That should warm the cockles of Colin Berry’s heart

From a press release this morning:

JERUSALEM.- The Israel Museum, Jerusalem, has announced the awarding of its 2014 Shpilman International Prize for Excellence in Photography to American artist and photographer Lisa Oppenheim. Selected from among 160 applicants from 28 countries around the world, Oppenheim was awarded the prize for her outstanding body of existing work and prospective projects.

And one of the prospective projects is:

. . . said Noam Gal, Noel and Harriette Levine Curator of the Museum’s Department of Photography. “Her choices of subjects – including the future project she presented in her application, Imprint (Shroud of Turin) – give promise to the perpetuation of this fascinating artistic path.”

Imprint?  Shroud of Turin?  That should warm the cockles of Colin Berry’s heart. Colin is old fashioned enough and British enough to understand that expression.

Let me explain (or you can read Colin’s whole bloody post on his blog). Colin shows us the picture (below) and tells us: “The mechanism of imprinting of the body image? Can there be any doubt that the artist wanted us to know that the image was a SWEAT IMPRINT.”

Yes! There can be some doubt; for I must ask: Are Jesus followers lifting the cloth up and away from the body or putting it down over the body? If they are just getting ready to lower the cloth over Jesus, was the “imprint” caused by collimated sweat acting at a distance?

Colin writes:

Is this the definitive answer to the Shroud of Turin visible in old paintings? Answer: YES – almost certainly, as the above [=below now] paintings demonstrate, but I don’t suppose Dan Porter will be overjoyed at the use I’ve made of his website graphics.

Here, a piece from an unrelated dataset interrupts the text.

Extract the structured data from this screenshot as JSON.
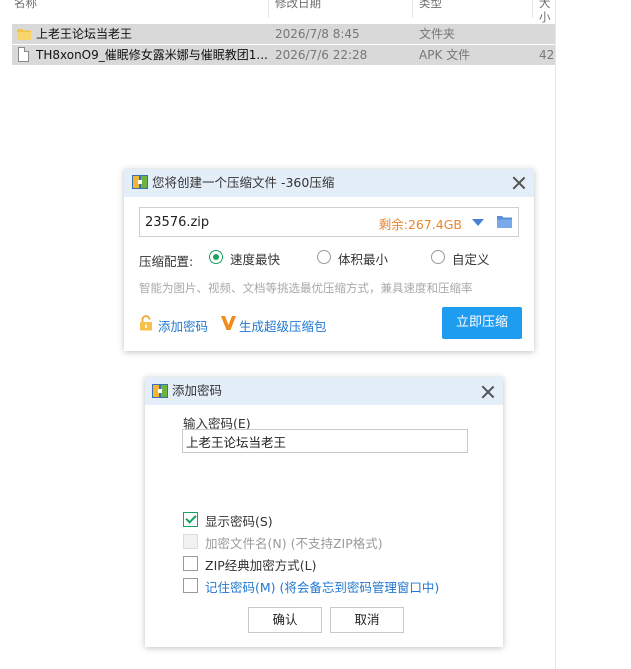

But I am overjoyed; for I have always put pursuit of the truth about the shroud ahead of trying to convince anyone it is real. In accord with that I am NOT going to put a lot of stock into Colin’s interpretation of a 17th century artist’s artistic interpretation of events and call it definitive evidence of anything.  

Look closely. You can almost correlate the darker areas of the smudge-ish image on the cloth being held above Jesus’ body to the followers surrounding the cloth. Are those perhaps shadows?  Light seems to come from different places in this painting.